In order to completely develop your deltoid, giving it that capped, full, round look, you have to maximally develop each head of the deltoid. Most people already focus too much on pressing movements for the anterior head, and lateral raises for the lateral head and then completely neglect the posterior head of the delt, or leave it ’till the end of the workout.
So let me give you a quick tip before we go into the exercises. If your posterior delt is lagging, start by training it first thing in your workout, and work the head that is already well developed last. If a muscle is lagging, make it a priority.
The posterior delt starts at the back of your shoulder and then comes around and connects to the humerus bone. This muscle will help your delt look rounder when viewed from the front, and bigger and fuller when viewed from the side.
When fully developed, this head will provide superior division between the shoulder and the lateral past of the tricep.
Now onto the top 3 exercises for optimal posterior delt developement!
Posterior Delt DB Row.
Many times you’ll see people doing heavy compounds for their frontal delt and lateral delt, but then when it comes to posterior delt, they suddenly do light isolation movements. Don’t get me wrong, there’s nothing wrong with isolation movements, but to really bring that posterior delt out, it needs equal stimulation as the other heads.
My personal favorite is the posterior delt DB row. Take a DB in each hand and bend forward at the waist, so that your upper body is about 30-45 degree above parallel to the ground. Always keep palms facing your shoulders. Now row backwards, leading with your elbows while keeping your upper arms about 45 degrees away from your body. Don’t bring the weight up too much, because then you’ll start to recruit more upper back muscles and shift the tension away from your posterior delt.

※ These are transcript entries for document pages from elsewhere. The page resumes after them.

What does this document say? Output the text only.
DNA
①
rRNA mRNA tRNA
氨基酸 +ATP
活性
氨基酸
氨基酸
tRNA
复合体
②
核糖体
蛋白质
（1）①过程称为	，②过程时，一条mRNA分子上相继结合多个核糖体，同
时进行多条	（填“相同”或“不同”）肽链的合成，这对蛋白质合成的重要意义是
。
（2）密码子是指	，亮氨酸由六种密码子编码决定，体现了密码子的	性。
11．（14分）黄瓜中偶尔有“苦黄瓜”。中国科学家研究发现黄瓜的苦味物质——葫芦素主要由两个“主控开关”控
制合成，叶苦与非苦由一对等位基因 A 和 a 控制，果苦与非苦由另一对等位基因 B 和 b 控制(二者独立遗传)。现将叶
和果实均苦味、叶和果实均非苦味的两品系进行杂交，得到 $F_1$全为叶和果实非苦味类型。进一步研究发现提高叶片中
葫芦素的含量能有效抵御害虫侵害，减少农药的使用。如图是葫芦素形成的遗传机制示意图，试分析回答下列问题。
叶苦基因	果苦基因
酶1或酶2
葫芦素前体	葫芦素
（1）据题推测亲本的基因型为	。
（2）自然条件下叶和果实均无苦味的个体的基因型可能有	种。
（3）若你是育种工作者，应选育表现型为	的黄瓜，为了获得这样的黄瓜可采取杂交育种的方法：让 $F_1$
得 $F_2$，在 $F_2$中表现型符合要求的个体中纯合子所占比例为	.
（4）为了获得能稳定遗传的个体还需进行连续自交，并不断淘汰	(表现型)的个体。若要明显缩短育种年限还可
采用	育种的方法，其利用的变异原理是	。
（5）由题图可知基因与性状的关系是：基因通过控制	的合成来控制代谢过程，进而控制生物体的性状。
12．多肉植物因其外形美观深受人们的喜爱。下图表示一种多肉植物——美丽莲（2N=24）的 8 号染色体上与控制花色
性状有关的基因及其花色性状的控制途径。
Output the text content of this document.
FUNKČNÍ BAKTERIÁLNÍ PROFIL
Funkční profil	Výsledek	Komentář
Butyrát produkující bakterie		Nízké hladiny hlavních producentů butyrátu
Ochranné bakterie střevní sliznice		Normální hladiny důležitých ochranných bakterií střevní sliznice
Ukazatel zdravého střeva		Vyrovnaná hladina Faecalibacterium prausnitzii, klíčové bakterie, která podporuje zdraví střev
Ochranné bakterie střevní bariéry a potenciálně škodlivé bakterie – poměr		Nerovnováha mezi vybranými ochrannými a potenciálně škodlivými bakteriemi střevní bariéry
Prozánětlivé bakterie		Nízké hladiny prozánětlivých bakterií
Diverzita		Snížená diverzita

At the bottom of the movement, don’t straighten your out your arms, but keep them slightly bent in order to keep tension on the posterior delt. Don’t use a weight that’s too heavy, as then the tension will be more on the upper back, instead of the posterior delt.
Another compound that hits the posterior head very well is the seal row, where your upper arms are perpendicular to the body during the row, while using a wide grip. This row is however second best to the posterior delt DB row, and won’t develop your posterior head as good, because it’s more focused on the back instead of isolating the posterior head.
Like I said earlier, isolation movements do have their place. You can do this movement standing, bent over or seated. At the bottom of the movement, don’t let your arms close in too much, but rather keep them slightly open – no closer than shoulder width apart. This is to keep continuous tension on the posterior head. Always maintain a neutral grip during the movement. Again, don’t go too heavy, as then your upper back will do most of the work, instead of the posterior head. At the top of the movement, you can tilt the front of the DB upwards, in order to recruit more external rotator cuff muscle.
Cable Face Pulls.
This is another great isolation movement that will keep constant tension on the posterior delt, as well as help to recruit external rotator cuff muscles during the movement. I like to do this exercise with my palms facing away from each other, or you can do it with palms facing each other (neutral grip), it doesn’t really matter, as long as you feel it maximally in your posterior delt. As you pull backwards, bring your hands to the side of your head, to about forehead high or a little higher. Then squeeze for a moment before returning to the starting position.
On these posterior delt exercises, try not to retract your shoulder blades during the movement, but take a weight that is light enough for you to keep your scapulas protracted. This will ensure maximal tension is on your posterior delts, and not the upper back.